A Napoli è vietato morire a Natale e Capodanno
Era la vigilia di Natale e Napoli brillava di luci. Le strade di San Gregorio Armeno erano gremite di turisti intenti a scegliere statuine per il presepe, mentre l’odore di sfogliatelle e pizze fritte si mescolava all’aria fresca del Vesuvio.
In un quartiere popolare, però, la magia del Natale si scontrava con la realtà: un impresario funebre raccontava ai vicini che “a Napoli è vietato morire a Natale e Capodanno”. Non era una battuta, ma il paradosso di una burocrazia che chiude gli uffici proprio nei giorni più delicati.

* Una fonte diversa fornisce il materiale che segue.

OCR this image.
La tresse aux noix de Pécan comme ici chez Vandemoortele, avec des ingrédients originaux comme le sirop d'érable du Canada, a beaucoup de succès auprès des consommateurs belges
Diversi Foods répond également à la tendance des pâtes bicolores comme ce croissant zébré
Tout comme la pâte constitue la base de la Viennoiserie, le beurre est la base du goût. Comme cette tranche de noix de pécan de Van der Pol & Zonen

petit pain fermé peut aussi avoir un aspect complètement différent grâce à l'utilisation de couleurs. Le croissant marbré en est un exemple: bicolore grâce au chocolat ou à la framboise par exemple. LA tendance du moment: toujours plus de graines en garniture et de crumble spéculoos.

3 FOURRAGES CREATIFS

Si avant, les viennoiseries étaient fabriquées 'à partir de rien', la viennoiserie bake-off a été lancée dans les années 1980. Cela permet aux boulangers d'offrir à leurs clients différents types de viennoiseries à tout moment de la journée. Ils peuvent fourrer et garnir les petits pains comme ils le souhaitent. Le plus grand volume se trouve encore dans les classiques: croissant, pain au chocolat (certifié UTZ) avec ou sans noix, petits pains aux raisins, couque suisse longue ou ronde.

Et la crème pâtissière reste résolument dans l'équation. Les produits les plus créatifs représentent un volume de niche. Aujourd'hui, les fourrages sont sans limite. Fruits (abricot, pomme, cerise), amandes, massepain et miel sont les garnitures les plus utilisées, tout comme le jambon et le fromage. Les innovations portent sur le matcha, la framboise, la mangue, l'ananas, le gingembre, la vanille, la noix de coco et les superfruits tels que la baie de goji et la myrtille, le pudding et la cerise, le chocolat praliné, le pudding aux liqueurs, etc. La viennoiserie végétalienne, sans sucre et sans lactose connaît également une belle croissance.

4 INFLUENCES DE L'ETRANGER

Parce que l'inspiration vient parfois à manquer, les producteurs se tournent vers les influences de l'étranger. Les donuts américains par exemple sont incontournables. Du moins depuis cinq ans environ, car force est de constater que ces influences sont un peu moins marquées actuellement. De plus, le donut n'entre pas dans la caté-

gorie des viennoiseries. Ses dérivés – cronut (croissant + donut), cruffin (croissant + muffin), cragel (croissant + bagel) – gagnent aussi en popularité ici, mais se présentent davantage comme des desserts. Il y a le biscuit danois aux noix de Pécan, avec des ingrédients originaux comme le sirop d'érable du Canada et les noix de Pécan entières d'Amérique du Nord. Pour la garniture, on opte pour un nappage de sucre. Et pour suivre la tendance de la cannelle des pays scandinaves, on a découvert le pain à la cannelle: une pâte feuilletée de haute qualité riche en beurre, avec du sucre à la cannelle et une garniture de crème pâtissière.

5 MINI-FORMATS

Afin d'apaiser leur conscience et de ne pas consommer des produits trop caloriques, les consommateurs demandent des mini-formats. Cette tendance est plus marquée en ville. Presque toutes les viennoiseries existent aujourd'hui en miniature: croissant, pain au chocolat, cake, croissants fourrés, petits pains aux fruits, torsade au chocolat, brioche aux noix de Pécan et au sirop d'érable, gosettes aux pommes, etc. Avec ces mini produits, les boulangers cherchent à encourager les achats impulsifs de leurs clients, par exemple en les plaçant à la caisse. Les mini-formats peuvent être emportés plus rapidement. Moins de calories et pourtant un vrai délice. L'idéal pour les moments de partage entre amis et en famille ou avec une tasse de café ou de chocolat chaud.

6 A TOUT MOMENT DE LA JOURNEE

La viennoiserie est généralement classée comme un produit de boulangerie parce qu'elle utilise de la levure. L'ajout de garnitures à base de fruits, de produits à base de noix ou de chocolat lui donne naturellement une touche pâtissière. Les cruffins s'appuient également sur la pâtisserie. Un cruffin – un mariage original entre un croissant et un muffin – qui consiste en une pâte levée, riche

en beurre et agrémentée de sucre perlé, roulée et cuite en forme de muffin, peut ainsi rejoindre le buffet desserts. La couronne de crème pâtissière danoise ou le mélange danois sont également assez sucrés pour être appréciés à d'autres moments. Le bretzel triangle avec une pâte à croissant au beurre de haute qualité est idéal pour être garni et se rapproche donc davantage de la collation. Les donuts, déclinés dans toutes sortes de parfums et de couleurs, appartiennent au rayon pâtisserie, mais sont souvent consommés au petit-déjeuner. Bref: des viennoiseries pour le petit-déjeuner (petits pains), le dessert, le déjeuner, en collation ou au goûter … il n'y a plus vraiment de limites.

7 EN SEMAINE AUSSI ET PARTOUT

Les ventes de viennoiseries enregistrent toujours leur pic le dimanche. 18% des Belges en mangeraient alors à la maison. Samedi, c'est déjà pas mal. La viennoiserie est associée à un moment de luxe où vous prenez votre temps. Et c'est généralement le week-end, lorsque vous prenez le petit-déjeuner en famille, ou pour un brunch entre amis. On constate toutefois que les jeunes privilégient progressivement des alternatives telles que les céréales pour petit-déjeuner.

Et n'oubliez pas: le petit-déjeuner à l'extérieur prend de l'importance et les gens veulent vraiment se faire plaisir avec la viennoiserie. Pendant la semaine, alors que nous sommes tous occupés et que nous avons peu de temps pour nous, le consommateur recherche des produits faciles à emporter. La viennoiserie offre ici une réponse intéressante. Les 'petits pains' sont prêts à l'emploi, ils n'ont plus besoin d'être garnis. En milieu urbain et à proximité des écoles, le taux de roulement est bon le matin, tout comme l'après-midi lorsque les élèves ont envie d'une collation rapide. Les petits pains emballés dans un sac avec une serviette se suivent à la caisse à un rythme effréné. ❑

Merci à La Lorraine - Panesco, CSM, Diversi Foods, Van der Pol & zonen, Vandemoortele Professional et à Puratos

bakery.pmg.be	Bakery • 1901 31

La notizia correva di bocca in bocca, tra un brindisi e una tombola, diventando quasi una leggenda urbana. “Meglio vivere ancora un giorno, almeno fino al 26”, scherzava qualcuno, cercando di alleggerire il peso di quella verità.
Così, tra presepi, luminarie e canzoni di Natale, la città viveva il suo ennesimo contrasto: la bellezza delle tradizioni e l’assurdità delle regole. E Napoli, come sempre, riusciva a trasformare anche la cronaca più amara in un racconto che profumava di umanità e ironia.